Disamping petugas KPPS, Badan Pengawas Pemilu menyampaikan  terdapat 14 anggota pengawas pemilu yang meninggal dalam perhelatan pemilu tahun ini. Keempat belas pengawas pemilu yang meninggal itu terdapat di 5 provinsi dan 11 kabupaten/kota. Terdapat 14 orang yang meninggal, 85 orang dirawat inap karena sakit (tersebar di 21 provinsi, 14 kabupaten/kota), 137 orang rawat jalan (tersebar di 20 provinsi, 52 kabupaten/kota), 74 orang mengalami kecelakaan saat tugas (tersebar di 20 provinsi, 47 kabupaten/kota), dan 15 orang mengalami tindak kekerasan (tersebar di 11 provinsi, 14 kabupaten/kota). (Pikiran Rakyat, 21/4/19).  

Baik petugas KPPS dan pengawas pemilu yang gugur dalam tugas pantas disebut sebagai pejuang demokrasi sebagaimana Presiden Joko Widodo sampaikan. Mereka juga pekerja tangguh yang memiliki semangat nasionalisme yang tinggi. Pekerja penyelenggara pemilu terutama pada saat penghitungan suara di tingkat TPS membutuhkan pikiran dan tenaga yang super ekstra. Petugas KKPS bekerja mulai pagi hingga dini hari bahkan hingga subuh.  Akibatnya, banyak anggota KPPS kelelahan. Inilah yang membuat beberapa diantara mereka yang memiliki riwayat sakit kambuh, bahkan sampai ada yang meninggal dunia.

Menteri Dalam Negeri Tjahjo Kumolo mengakui, pekerjaan sebagai pengawas Pemilu sangat berat, berisiko tinggi, dan menguras tenaga.
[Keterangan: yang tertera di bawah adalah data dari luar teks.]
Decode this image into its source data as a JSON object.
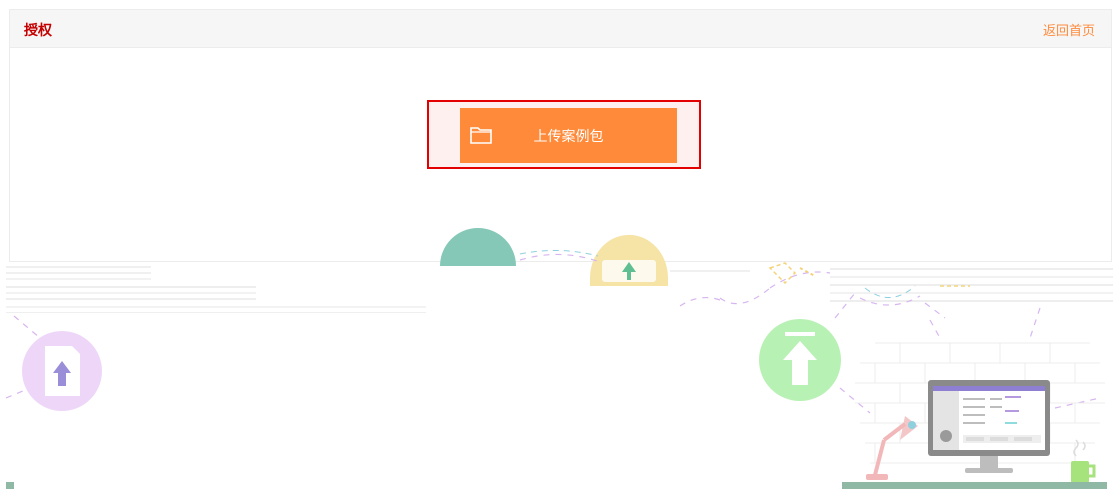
{
  "header": {
    "title": "授权",
    "home_link": "返回首页"
  },
  "upload": {
    "button_label": "上传案例包",
    "icon": "folder-icon"
  },
  "illustration": {
    "icons": [
      "teal-circle-icon",
      "upload-arrow-icon",
      "document-upload-icon",
      "green-upload-icon",
      "desk-lamp-icon",
      "monitor-icon",
      "mug-icon"
    ]
  },
  "colors": {
    "title": "#c40000",
    "link": "#ff8b3d",
    "button": "#ff8a3a",
    "frame": "#e30000"
  }
}
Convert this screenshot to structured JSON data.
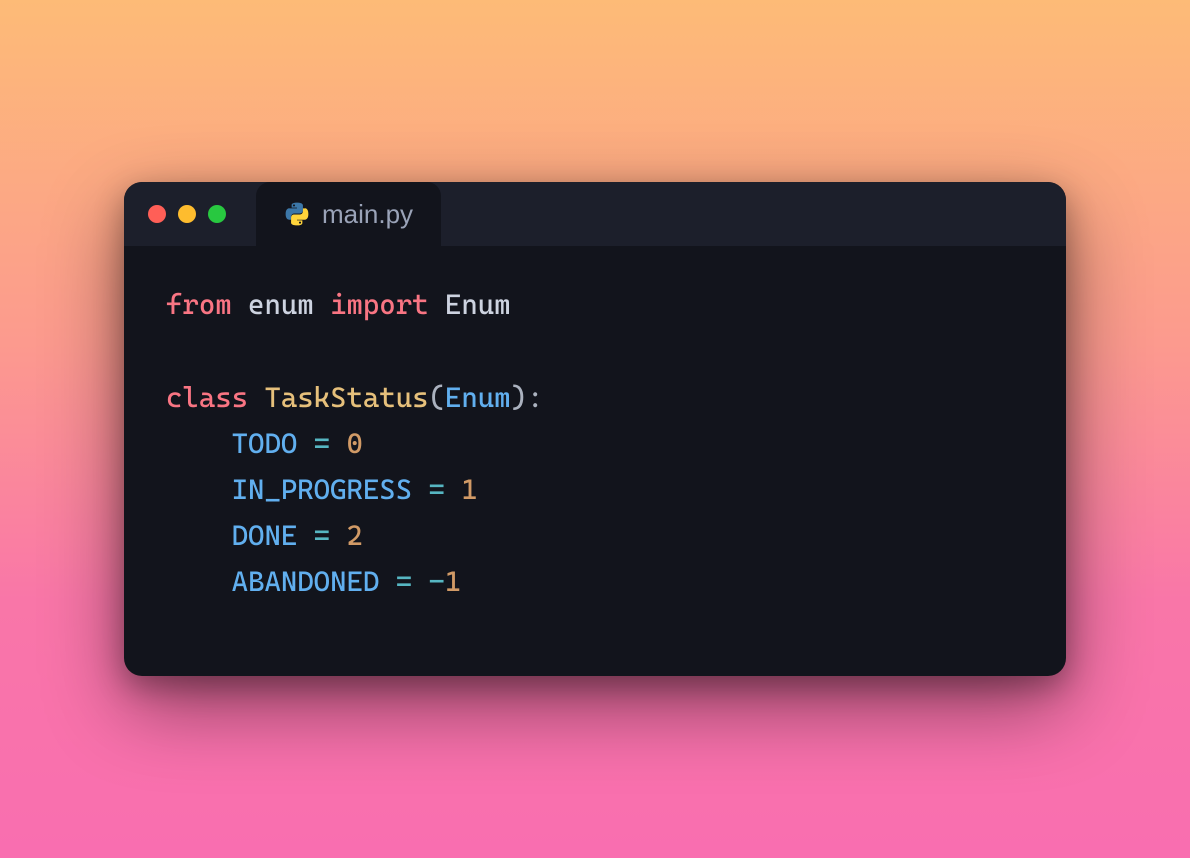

Tugas yang diemban oleh jajaran Pengawas Pemilu  disebutnya sangat penting dalam mengawal kualitas penyelenggaraan Pemilu. (Pikiran Rakyat, 21/4/19).

Gugurnya para pejuang demokrasi dalam tugas tentu akan menjadi ladang pahala bagi mereka. Petugas KPPS yang gugur dalam menjalankan tugas sudah dicatatkan oleh Allah SWT kebaikannya. Balasan kebaikan dilipatgandakan sepuluh kali hingga tujuh ratus kali kebaikan bahkan sampai tak terhingga. Pelipatgandaan satu kebaikan menjadi sepuluh, berlaku bagi seluruh kebaikan. Ini ditunjukkan oleh firman Allâh Azza wa Jalla, yang artinya, “Barangsiapa berbuat kebaikan, maka dia mendapatkan balasan sepuluh kali lipat amalnya.” (al-An’âm/6:160).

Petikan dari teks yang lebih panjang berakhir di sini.